Summer Plans:

What do teachers do when their students are away?

Summer Plans:

Sam Mitchell, Correspondent

When asked, students give a myriad of responses to the question, “What do teachers do over the summer?” Some students believe that teachers are “locked in supply closets.” Others think that they stay around and plot evil for their students. I interviewed a few teachers here at Nashoba to get a better idea of how teachers actually spend their free time.

Ms. Snediker, from the history department, said that she “plan[s] to soak up lots of sun at the beach…and to relax and enjoy my free time. There are no plans to create more torture for my students next fall.” That’s certainly reassuring!

Next, Mrs. Hoover, an English teacher here at Nashoba, told me some more reassuring news. “Catch up on sleep, spend quality time with [my] family, many of us [teachers] take classes ourselves…. I do a lot of reading. This year I’m going to do a lot of travelling with my husband….. closer to the end of the summer I start planning for next year.” Although she does plan on doing some planning, I am confident that she will not devise anything too sinister.

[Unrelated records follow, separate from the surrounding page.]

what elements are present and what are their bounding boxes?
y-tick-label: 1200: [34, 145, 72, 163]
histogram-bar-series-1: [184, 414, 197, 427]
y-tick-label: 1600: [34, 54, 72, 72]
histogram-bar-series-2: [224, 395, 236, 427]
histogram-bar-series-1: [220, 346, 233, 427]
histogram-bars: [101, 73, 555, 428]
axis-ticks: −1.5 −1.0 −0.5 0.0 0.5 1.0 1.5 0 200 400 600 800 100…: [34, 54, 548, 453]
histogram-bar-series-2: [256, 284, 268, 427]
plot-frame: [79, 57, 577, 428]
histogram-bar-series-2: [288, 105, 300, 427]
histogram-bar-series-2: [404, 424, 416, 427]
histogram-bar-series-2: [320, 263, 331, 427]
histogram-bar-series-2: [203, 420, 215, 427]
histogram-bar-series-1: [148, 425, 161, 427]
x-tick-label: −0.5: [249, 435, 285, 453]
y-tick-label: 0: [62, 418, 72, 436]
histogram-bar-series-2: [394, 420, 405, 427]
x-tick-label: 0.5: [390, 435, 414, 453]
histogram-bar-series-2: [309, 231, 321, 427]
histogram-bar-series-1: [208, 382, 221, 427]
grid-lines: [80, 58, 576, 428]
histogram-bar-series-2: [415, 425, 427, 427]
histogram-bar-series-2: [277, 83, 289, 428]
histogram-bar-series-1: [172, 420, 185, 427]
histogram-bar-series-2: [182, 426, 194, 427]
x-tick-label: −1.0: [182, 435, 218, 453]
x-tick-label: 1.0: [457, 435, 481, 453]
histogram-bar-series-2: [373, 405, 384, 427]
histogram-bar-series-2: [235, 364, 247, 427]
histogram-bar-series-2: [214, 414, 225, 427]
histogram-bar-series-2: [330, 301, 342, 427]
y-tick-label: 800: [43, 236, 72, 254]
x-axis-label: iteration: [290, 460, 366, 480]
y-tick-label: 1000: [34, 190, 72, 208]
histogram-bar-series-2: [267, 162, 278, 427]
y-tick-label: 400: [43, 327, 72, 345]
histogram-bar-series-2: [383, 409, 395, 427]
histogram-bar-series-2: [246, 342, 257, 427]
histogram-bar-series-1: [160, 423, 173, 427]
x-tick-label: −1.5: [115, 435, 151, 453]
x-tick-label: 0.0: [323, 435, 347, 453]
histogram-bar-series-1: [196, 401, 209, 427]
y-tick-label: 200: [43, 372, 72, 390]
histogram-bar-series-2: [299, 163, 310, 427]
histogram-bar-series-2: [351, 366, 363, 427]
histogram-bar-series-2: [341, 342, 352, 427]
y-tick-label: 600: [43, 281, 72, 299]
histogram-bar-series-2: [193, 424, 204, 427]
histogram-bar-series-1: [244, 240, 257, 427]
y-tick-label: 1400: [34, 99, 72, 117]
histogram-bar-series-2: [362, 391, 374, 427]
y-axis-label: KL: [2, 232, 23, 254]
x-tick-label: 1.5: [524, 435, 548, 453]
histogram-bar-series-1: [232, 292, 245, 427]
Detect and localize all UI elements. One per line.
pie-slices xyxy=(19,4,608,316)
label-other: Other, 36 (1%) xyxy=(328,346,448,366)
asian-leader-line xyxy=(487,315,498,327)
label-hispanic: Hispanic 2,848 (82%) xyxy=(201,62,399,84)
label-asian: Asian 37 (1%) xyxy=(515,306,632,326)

I wasn’t so confident that I would find the same reassurances in the science department; fortunately, Mr. Tollefson was able to assuage my fears. “Some stuff deals with fixing up the house,” said Mr. Tollefson. “Also, [I] plan on going hiking in the white mountains, the Berkshires, over the summer….. Possibly take a trip to the Midwest.”

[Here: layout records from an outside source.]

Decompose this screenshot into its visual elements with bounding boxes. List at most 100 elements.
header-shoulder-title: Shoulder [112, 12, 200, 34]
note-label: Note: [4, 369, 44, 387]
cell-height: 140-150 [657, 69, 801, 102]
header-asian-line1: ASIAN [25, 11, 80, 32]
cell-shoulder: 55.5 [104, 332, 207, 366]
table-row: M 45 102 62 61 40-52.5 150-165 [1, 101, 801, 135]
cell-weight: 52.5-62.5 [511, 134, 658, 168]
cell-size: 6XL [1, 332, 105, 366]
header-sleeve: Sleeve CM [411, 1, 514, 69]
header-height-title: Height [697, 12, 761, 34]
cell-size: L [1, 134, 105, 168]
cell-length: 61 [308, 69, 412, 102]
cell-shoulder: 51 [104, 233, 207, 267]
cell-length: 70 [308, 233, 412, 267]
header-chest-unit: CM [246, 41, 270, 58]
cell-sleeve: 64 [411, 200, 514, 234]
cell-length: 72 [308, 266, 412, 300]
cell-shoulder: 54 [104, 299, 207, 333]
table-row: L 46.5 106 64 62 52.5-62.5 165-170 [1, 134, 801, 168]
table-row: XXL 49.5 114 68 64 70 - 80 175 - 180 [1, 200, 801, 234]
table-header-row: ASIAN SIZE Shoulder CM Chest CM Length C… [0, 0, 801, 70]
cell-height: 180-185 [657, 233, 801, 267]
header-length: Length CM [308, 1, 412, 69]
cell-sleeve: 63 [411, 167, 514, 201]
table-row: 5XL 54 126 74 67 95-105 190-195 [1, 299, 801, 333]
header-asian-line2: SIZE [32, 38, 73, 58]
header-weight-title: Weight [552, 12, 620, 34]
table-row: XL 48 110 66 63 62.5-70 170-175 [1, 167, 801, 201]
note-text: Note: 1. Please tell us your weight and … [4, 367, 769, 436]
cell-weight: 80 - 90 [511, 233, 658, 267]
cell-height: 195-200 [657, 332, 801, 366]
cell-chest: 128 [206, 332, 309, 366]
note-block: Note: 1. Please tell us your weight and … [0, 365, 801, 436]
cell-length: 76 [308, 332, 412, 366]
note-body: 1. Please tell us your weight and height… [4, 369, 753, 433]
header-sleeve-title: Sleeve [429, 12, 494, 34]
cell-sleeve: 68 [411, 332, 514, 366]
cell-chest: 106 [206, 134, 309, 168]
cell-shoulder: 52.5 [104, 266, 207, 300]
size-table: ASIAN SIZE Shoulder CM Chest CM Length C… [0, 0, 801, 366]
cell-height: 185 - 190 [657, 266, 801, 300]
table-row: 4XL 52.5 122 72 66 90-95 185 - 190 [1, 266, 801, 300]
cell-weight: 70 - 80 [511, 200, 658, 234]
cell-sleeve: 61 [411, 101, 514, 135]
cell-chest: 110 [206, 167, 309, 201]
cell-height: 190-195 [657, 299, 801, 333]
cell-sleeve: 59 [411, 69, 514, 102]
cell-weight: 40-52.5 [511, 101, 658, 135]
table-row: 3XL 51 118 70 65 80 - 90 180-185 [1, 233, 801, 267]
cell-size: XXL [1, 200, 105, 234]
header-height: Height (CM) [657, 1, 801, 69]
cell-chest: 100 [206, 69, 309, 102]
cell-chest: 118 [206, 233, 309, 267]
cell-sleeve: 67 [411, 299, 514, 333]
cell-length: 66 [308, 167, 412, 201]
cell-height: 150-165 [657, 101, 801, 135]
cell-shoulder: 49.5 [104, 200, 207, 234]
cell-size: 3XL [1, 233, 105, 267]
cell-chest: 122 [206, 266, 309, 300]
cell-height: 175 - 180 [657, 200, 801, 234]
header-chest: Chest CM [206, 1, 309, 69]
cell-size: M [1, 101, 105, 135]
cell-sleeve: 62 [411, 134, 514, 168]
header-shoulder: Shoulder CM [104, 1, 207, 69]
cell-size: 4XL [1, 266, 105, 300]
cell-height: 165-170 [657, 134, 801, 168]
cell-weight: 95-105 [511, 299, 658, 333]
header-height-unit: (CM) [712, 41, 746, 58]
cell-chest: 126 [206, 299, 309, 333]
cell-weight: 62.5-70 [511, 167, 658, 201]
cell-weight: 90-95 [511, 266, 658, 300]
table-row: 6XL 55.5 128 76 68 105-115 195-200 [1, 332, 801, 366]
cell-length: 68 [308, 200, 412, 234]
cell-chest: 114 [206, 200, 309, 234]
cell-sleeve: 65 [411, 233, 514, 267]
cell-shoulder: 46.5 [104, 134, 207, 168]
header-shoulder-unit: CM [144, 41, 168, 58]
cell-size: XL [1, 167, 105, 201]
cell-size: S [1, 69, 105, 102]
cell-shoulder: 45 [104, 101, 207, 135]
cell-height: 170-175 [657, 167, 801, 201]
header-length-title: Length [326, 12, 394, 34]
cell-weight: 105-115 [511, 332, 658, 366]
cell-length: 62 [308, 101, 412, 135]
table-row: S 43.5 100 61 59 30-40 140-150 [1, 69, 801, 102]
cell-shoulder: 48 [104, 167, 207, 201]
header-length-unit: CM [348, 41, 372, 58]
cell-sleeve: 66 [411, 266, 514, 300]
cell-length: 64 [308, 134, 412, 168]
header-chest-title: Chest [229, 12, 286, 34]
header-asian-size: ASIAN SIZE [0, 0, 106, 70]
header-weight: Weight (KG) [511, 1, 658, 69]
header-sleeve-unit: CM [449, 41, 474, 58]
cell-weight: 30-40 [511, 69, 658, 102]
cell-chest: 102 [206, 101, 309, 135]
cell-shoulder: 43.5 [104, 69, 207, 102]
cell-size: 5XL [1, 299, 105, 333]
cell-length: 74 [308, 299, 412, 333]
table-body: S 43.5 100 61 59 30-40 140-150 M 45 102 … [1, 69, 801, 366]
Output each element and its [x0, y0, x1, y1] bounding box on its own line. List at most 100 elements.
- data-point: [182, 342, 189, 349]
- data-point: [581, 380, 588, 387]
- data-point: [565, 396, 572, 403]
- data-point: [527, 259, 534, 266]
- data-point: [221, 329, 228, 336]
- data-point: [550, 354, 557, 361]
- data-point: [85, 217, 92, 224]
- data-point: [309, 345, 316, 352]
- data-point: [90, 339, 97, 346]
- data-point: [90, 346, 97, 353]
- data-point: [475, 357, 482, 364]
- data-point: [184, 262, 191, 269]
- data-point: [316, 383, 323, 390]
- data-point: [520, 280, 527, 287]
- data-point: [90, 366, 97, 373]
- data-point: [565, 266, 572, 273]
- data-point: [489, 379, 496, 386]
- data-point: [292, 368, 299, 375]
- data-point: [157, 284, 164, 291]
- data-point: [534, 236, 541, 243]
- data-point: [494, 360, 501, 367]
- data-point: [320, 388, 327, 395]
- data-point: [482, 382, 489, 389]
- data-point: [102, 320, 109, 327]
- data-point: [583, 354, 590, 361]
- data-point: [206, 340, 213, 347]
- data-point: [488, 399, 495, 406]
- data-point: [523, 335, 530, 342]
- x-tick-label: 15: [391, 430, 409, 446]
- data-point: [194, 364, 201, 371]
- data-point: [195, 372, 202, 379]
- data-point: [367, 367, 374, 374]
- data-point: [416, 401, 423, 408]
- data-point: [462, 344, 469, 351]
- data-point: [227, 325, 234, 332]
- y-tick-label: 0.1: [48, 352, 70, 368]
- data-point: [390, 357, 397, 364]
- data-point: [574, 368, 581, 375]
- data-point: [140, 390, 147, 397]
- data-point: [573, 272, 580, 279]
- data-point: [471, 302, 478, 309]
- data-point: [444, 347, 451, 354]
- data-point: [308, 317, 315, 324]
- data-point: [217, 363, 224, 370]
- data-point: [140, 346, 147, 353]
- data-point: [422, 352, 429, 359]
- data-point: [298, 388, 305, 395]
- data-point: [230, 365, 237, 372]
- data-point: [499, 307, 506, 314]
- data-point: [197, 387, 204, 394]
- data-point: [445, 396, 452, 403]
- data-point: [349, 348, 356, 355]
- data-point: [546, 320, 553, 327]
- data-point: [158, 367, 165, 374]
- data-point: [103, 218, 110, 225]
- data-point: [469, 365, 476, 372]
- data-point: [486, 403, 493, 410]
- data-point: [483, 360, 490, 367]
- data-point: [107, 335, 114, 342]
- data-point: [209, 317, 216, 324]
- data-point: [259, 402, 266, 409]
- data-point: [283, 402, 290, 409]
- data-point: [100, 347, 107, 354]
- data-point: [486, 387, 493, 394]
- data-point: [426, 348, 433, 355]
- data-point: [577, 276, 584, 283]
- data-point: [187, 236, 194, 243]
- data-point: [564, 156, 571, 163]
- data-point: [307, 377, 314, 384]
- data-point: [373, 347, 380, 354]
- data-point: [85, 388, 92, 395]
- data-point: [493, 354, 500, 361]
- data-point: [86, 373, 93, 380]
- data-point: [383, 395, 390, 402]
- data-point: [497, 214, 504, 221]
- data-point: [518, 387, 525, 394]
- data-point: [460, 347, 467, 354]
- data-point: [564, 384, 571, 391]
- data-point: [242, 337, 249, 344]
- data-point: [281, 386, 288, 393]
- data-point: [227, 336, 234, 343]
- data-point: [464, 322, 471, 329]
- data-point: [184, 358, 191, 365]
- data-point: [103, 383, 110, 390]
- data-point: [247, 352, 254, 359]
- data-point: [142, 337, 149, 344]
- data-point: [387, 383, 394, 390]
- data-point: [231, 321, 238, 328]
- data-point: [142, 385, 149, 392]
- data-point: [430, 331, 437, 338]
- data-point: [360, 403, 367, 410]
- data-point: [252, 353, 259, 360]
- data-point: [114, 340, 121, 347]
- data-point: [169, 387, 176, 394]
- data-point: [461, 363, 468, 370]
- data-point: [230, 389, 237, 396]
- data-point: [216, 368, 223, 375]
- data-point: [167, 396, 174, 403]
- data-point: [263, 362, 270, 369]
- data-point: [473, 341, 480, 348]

The math department also provided a cheery smile and a surprising lack of evil. Although Ms. Egan told me that plotting evil “sounded like fun” she also said that “its not anywhere near what I usually do.” She “usually works and lifeguards. This summer…[she] has … a week long seminar full of courses.”

Finally, Mrs. O’Donnell assured me that even at the upper levels of administration, no evil is plotted. “I’m going to Nova Scotia. then I have a lot of work priorities. I’m taking an English language immersion class to help support ELL learners.” The lesson to be learned from all of this is that teachers are, in reality, people too.